Pierre D. war nicht der erste Mann, den Calle im Rahmen einer Kunstaktion verfolgte. In einem frühen Fotoprojekt, das sie nach eigener Aussage ausführte, um ihren Vater zu beeindrucken, folgte sie einem unbekannten Mann klandestin auf seiner Reise nach Venedig. Um ihm nah zu sein, ließ sie sich in dem Hotel, das er bezogen hatte, als Zimmermädchen anstellen. In seinem Zimmer fotografierte sie die persönlichen Sachen und Spuren, die der Mann hinterließ. Calle trieb damit das beliebte Spiel der surrealistischen Flaneure weiter, die sich bei ihren Wanderungen durch Paris gern an die Fersen von Passanten hefteten, um deren Laufwege nachzugehen.
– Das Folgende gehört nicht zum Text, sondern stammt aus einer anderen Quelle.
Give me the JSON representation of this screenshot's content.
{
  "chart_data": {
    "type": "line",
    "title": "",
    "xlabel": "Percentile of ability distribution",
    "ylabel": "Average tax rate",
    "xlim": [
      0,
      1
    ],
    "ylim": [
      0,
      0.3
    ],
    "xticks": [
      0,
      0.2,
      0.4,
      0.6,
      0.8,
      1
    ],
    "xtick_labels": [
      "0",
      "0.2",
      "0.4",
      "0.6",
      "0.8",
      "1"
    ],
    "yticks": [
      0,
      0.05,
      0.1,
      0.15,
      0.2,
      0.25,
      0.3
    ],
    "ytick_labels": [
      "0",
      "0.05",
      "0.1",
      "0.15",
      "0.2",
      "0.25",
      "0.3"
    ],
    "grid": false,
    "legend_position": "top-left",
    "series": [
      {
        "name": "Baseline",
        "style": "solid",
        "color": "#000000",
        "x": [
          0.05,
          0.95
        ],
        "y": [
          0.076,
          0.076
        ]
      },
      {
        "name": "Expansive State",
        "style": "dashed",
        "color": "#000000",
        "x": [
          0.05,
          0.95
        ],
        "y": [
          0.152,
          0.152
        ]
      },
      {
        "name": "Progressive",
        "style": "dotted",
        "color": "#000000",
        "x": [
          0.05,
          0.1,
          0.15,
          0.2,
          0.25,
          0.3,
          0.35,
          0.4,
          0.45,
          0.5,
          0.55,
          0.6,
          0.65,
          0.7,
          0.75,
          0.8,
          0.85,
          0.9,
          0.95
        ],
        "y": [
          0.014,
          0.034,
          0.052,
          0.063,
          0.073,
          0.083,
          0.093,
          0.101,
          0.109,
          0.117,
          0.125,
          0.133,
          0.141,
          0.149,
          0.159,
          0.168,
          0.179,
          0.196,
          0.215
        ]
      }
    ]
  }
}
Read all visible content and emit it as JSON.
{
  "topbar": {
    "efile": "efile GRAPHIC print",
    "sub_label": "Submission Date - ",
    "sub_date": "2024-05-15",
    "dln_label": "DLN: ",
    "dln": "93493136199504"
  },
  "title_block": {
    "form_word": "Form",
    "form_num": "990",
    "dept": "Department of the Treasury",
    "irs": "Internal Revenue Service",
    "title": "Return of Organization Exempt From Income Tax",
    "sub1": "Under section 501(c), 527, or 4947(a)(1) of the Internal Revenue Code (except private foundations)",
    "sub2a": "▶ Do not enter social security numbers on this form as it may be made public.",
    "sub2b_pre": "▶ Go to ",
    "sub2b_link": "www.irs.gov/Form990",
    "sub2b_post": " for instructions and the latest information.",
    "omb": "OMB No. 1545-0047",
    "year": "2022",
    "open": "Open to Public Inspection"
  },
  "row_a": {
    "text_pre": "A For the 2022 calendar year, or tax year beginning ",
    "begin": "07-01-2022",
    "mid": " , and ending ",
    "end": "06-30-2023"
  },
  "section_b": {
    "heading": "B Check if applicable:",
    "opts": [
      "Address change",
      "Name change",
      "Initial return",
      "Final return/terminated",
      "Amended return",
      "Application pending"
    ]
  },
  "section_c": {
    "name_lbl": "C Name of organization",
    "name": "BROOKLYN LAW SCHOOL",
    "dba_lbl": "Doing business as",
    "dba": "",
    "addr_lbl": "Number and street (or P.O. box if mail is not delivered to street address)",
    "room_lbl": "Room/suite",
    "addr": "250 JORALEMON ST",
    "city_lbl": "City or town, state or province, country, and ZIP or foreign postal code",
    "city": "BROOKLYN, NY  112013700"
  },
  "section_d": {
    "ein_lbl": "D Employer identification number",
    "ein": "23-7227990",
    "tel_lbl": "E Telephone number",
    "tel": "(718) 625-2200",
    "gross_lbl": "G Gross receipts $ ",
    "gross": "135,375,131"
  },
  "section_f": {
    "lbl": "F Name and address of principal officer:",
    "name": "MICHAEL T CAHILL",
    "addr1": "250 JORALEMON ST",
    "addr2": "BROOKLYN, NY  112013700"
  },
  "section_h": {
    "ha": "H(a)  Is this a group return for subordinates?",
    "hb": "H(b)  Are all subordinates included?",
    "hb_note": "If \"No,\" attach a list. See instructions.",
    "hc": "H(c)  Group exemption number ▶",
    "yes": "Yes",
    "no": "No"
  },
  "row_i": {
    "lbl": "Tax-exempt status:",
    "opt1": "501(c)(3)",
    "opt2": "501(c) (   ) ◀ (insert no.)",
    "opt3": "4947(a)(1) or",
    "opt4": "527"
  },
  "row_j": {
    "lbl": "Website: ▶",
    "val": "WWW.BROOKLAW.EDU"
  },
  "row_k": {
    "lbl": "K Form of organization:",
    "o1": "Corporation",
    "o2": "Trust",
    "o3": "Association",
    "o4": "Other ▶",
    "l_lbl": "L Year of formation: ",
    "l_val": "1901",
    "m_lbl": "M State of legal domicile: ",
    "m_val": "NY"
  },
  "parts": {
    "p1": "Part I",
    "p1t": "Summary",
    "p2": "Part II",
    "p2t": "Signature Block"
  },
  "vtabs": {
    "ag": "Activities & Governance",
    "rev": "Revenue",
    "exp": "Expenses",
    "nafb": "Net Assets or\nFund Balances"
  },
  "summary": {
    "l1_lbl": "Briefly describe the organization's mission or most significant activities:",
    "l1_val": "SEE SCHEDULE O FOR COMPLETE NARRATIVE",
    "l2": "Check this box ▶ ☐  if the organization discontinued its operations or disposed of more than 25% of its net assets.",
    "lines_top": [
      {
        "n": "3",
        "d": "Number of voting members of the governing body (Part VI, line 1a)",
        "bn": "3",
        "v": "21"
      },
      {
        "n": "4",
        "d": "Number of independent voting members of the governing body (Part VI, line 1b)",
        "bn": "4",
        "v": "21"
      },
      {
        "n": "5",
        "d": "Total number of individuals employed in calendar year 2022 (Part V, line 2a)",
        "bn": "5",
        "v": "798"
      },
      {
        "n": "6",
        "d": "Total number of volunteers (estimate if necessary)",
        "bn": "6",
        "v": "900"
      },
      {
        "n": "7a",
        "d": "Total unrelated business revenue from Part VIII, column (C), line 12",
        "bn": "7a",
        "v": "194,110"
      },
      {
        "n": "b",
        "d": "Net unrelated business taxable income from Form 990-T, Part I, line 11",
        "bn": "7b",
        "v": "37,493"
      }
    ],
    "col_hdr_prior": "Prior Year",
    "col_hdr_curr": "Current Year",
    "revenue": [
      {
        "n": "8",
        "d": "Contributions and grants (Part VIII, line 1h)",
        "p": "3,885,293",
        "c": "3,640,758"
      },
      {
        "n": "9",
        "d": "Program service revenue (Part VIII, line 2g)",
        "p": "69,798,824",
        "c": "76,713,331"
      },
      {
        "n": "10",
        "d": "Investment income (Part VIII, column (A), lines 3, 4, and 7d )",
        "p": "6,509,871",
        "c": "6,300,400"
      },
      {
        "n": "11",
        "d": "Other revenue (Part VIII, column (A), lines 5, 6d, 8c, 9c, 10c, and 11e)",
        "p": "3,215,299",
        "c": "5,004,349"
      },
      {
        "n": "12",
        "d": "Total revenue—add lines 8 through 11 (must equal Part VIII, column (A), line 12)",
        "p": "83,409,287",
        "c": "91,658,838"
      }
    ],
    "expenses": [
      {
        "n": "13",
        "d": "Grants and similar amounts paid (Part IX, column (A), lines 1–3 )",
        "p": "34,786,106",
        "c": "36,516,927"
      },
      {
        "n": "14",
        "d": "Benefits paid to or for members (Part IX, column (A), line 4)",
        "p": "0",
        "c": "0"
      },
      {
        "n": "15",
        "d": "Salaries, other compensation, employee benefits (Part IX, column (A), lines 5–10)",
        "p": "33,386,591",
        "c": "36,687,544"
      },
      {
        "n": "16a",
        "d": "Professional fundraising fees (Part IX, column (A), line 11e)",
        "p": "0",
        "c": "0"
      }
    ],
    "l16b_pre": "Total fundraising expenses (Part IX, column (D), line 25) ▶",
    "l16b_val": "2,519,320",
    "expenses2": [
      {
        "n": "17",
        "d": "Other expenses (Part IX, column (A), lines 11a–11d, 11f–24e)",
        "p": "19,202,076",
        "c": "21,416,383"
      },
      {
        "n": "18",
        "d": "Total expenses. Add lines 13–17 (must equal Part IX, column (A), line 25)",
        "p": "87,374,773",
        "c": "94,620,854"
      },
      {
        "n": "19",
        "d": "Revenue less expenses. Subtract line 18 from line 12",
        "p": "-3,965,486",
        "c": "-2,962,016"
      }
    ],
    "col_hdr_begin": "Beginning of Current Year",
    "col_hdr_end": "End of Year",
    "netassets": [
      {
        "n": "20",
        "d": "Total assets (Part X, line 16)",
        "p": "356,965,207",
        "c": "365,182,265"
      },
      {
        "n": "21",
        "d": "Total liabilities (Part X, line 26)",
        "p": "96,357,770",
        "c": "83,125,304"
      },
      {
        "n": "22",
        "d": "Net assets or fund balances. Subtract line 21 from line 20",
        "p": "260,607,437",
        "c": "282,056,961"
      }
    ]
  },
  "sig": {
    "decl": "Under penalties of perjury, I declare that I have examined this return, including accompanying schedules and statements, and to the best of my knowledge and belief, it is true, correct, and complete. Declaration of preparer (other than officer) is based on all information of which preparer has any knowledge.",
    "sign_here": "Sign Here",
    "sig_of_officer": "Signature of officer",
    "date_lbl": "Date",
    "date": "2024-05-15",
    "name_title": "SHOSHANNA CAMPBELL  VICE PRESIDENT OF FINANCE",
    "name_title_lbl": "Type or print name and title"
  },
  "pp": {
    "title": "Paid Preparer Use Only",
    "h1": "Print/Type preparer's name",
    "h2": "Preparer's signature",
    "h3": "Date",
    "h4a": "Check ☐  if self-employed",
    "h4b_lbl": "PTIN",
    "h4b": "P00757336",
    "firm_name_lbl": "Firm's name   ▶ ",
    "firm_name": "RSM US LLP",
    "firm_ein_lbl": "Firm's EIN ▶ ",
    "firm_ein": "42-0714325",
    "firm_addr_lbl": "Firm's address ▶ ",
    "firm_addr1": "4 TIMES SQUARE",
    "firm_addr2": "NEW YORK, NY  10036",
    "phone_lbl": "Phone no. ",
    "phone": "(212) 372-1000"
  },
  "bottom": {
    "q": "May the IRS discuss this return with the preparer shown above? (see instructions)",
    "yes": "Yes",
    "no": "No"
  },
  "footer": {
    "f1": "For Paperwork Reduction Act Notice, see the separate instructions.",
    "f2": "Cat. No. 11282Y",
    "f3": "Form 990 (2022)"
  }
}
Spätere Arbeiten drehen sich um die Selbstentblößung. Als Calles Partner per E-Mail mit ihr Schluss machte, zeigte sie das Schreiben 100 Frauen, darunter einer Juristin, einer Psychologin und einer Graphologin. Sie sollten nicht nur ihren Schmerz teilen, sondern den Text und den Verfasser auch aus ihrer professionellen Warte analysieren. Für die wohl intimste Arbeit filmte Calle das Sterben ihrer Mutter, die der Aufzeichnung vorher ausdrücklich zugestimmt hatte.

Pierre D., von dem sich herausstellte, dass er über ein abgeschlossenenes Philosophiestudium verfügte, als Filmdozent, Autor und Kleindarsteller in Erscheinung getreten war, wurde hingegen ungefragt zum Protagonisten einer vielbeachteten Fortsetzungsgeschichte. Was als poetische Recherche beginnt, nimmt bisweilen pornographische Züge an, weil sich die Verletzlichkeit D.s immer mehr enthüllt. »Lebt er allein?« fragt Calle eine Freundin D.s. »Sehr allein«, antwortet diese.

Auch wenn Calle sich nicht als explizit feministische Künstlerin versteht, ist in ihrer Arbeit die Geschlechterkonstellation von Belang. Das ­radikale Flirten mit dem abwesenden D. ist ein kalkulierter Akt der Überschreitung mit vertauschten Rollen. D.s Vergeltung wiederum, von der man im Nachwort erfährt, ist die rollenkonforme Rache eines Mannes an einer Frau, der die verkehrte Ordnung wiederherzustellen versucht. Nicht zuletzt vor dem Hintergrund gegenwärtiger Debatten um Einvernehmlichkeit entfalten die Nachstellungen Calles noch immer ihre verstörende Wirkung. »Das ­Adressbuch« ruft aber auch ein radikales Verständnis von Kunst ins ­Gedächtnis, dem verletzte Gefühle nicht zur Maßgabe des Erlaubten taugten.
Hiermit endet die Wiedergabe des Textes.